Vienna Circle (lingkaran Wina) misalnya, proses Verifikasi dan Konfirmasi-eksperimentasi merupakan langkah dan proses perkembangan ilmu, sekaligus sebagai garis pembeda antara apa yang disebut dengan ilmu dengan yang bukan ilmu.[1] Ini semua merupakan pandangan yang dikemukakan oleh Vienna Circle tentang perkembnag ilmu, dimana lingkaran wina dalam hal ini mencari garis pemisah antara ilmu dan bukan ilmu.
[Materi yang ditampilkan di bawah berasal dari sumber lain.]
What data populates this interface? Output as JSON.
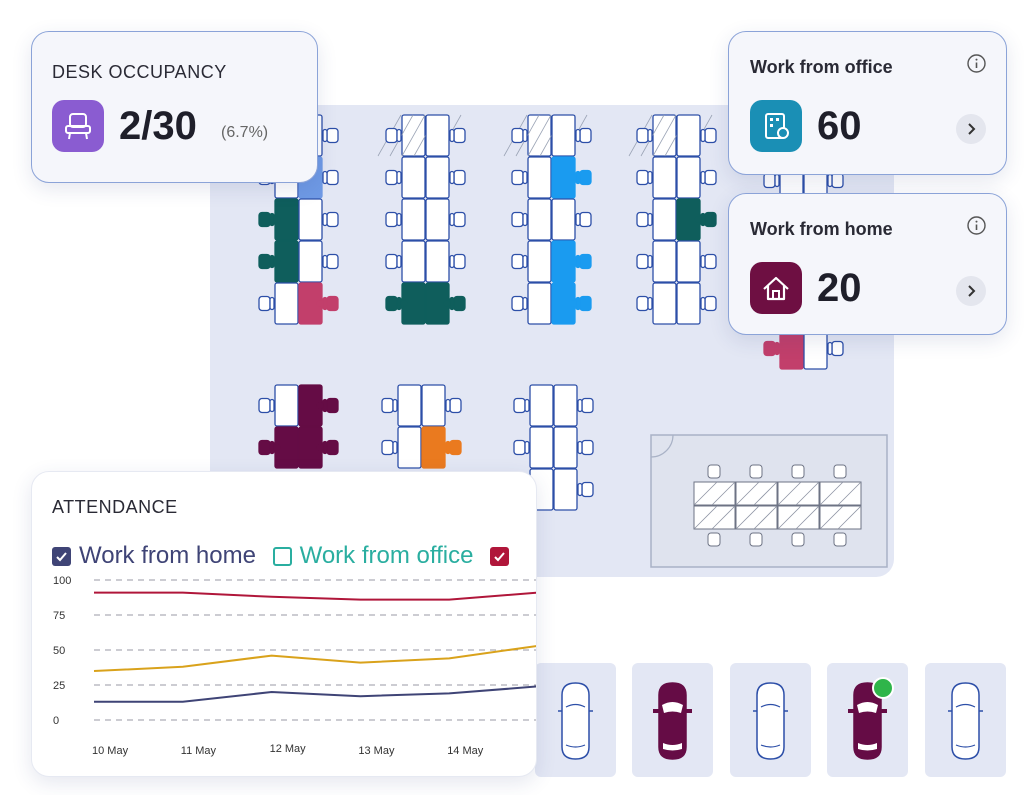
{
  "desk_occupancy": {
    "title": "DESK OCCUPANCY",
    "value": "2/30",
    "percent": "(6.7%)",
    "icon": "desk-chair-icon",
    "color": "#8a5cd1"
  },
  "work_from_office": {
    "title": "Work from office",
    "value": "60",
    "icon": "office-building-icon",
    "color": "#1a8fb5"
  },
  "work_from_home": {
    "title": "Work from home",
    "value": "20",
    "icon": "home-icon",
    "color": "#6e0f42"
  },
  "attendance": {
    "title": "ATTENDANCE",
    "legend": [
      {
        "label": "Work from home",
        "checked": true,
        "color": "#3f4476"
      },
      {
        "label": "Work from office",
        "checked": false,
        "color": "#2aaea0"
      },
      {
        "label": "",
        "checked": true,
        "color": "#b0163a"
      }
    ]
  },
  "chart_data": {
    "type": "line",
    "x": [
      "10 May",
      "11 May",
      "12 May",
      "13 May",
      "14 May",
      ""
    ],
    "yticks": [
      0,
      25,
      50,
      75,
      100
    ],
    "ylim": [
      0,
      100
    ],
    "grid": true,
    "series": [
      {
        "values": [
          91,
          91,
          88,
          86,
          86,
          91
        ],
        "color": "#b0163a"
      },
      {
        "values": [
          35,
          38,
          46,
          41,
          44,
          53
        ],
        "color": "#d9a21b"
      },
      {
        "values": [
          13,
          13,
          20,
          17,
          19,
          24
        ],
        "color": "#3f4476"
      }
    ]
  },
  "parking": [
    {
      "occupied": false
    },
    {
      "occupied": true
    },
    {
      "occupied": false
    },
    {
      "occupied": true,
      "status": "available",
      "status_color": "#2fb54a"
    },
    {
      "occupied": false
    }
  ],
  "colors": {
    "floor": "#e3e7f4",
    "desk_outline": "#2d4fa8",
    "teal": "#0f5e5c",
    "blue": "#1a9bf0",
    "pink": "#c23f6b",
    "plum": "#650c45",
    "orange": "#ea7a1f",
    "light_blue": "#6f9ae5"
  }
}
Pemisahan tersebut sesuai dengan apa yang  dikemukakan oleh tokoh-tokoh yang terkumpul dalam lingkaran wina tersebut yang menyatakan bahwa, “yang bermakna (meaningfull) dengan pernyataan yang tidak bermakna (meaningless) berdasarkan kemungkinan untuk diverifikasi”.[2] Artinya, sebuah pengetahuan atau temuan apabila dapat diverifikasi maka temuan dan pengetahuan hasil dari peneltian tersebut bermakna, begitu juga sebaliknya, jika pengetahuan atau temuan tidak dapat diverifikasi maka temuan dan pengetahuan tersebut tidak dapat di verifikasi. Dan yang lebih harus diperhatikan lagi adalah prinsip Verifikasi yang di usung oleh para tokoh-tokoh filsuf dalam lingkaran wina, mereka menyatakan bahwa “Proposisi adalah bermana jika ia dapat diuji dengan pengalaman.[3]
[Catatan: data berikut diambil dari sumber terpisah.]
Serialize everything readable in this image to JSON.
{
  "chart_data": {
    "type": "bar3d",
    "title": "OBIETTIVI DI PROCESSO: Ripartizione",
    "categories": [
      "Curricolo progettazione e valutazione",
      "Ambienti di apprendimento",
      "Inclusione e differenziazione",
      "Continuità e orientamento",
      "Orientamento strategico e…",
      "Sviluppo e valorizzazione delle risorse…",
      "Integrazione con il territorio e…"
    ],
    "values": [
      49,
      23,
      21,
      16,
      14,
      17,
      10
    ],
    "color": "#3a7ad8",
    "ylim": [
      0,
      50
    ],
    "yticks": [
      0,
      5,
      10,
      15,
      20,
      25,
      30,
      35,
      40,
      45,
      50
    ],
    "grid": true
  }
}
Akan tetapi, tidak begitu dengan Popper, yang memiliki nama lengkap Karl Raimund Popper, seseorang yang mengenal anggota lingkaran Wina akan tetapi belum popper menjadi anggota dari lingkaran wina tersebut, justru memberikan komentar atas pendapat lingkaran wina. Falsifikasi begitulah Popper memberikan teorinya atau (proses eksperimenrtasi untuk membuktikan salah dari suatu teori ilmu), dan refutasi (penyangkalan teori).[4] Falsifikasi dan Refutasi merupakan proses perkembangan ilmu yang dikemukakan oleh Popper, dimana proses perkembangan ilmu menurutnya harus mengandung salah.
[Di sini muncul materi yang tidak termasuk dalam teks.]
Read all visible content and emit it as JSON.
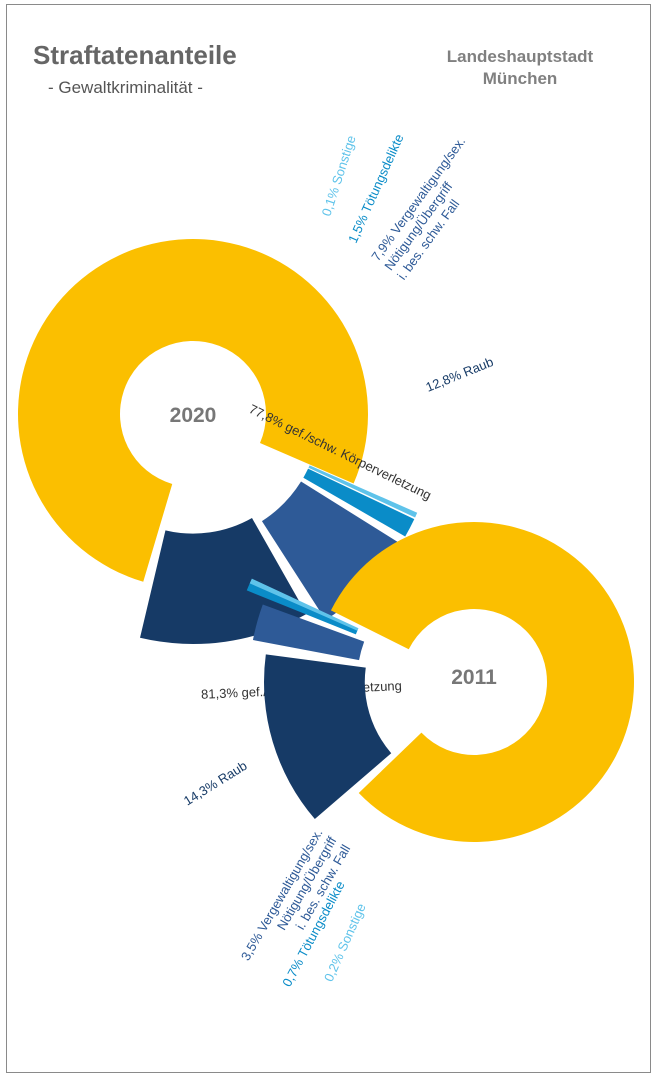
{
  "header": {
    "title": "Straftatenanteile",
    "subtitle": "- Gewaltkriminalität -",
    "org_line1": "Landeshauptstadt",
    "org_line2": "München"
  },
  "colors": {
    "koerperverletzung": "#fbbf00",
    "raub": "#163a66",
    "vergewaltigung": "#2e5a97",
    "toetung": "#0a8cc8",
    "sonstige": "#5fc3ea"
  },
  "chart_data": [
    {
      "type": "pie",
      "year": "2020",
      "slices": [
        {
          "key": "koerperverletzung",
          "value": 77.8,
          "label_lines": [
            "77,8% gef./schw. Körperverletzung"
          ]
        },
        {
          "key": "raub",
          "value": 12.8,
          "label_lines": [
            "12,8% Raub"
          ]
        },
        {
          "key": "vergewaltigung",
          "value": 7.9,
          "label_lines": [
            "7,9% Vergewaltigung/sex.",
            "Nötigung/Übergriff",
            "i. bes. schw. Fall"
          ]
        },
        {
          "key": "toetung",
          "value": 1.5,
          "label_lines": [
            "1,5% Tötungsdelikte"
          ]
        },
        {
          "key": "sonstige",
          "value": 0.1,
          "label_lines": [
            "0,1% Sonstige"
          ]
        }
      ]
    },
    {
      "type": "pie",
      "year": "2011",
      "slices": [
        {
          "key": "koerperverletzung",
          "value": 81.3,
          "label_lines": [
            "81,3% gef./schw. Körperverletzung"
          ]
        },
        {
          "key": "raub",
          "value": 14.3,
          "label_lines": [
            "14,3% Raub"
          ]
        },
        {
          "key": "vergewaltigung",
          "value": 3.5,
          "label_lines": [
            "3,5% Vergewaltigung/sex.",
            "Nötigung/Übergriff",
            "i. bes. schw. Fall"
          ]
        },
        {
          "key": "toetung",
          "value": 0.7,
          "label_lines": [
            "0,7% Tötungsdelikte"
          ]
        },
        {
          "key": "sonstige",
          "value": 0.2,
          "label_lines": [
            "0,2% Sonstige"
          ]
        }
      ]
    }
  ]
}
Dari kedua pendapat diatas, ternyata masih ada filsuf yang melirik dan memberikan komentar atau respon terhadap kedua pendapat diatas, Thomas S Kuhn begitulah namanya, Kuhn memberikan respon dari pandangan mereka tentang perkembangan ilmu. Walaupun kedua pendapat tersebut memiliki sedikit persamaan, akan tetapi dalam hal ini Kuhn mencoba untuk memberika respon.
 Inilah yang akan menjadi pembahasan kami pada makalah yang berjudul “Perkembangan Ilmu menurut Thomas S Kuhn”.  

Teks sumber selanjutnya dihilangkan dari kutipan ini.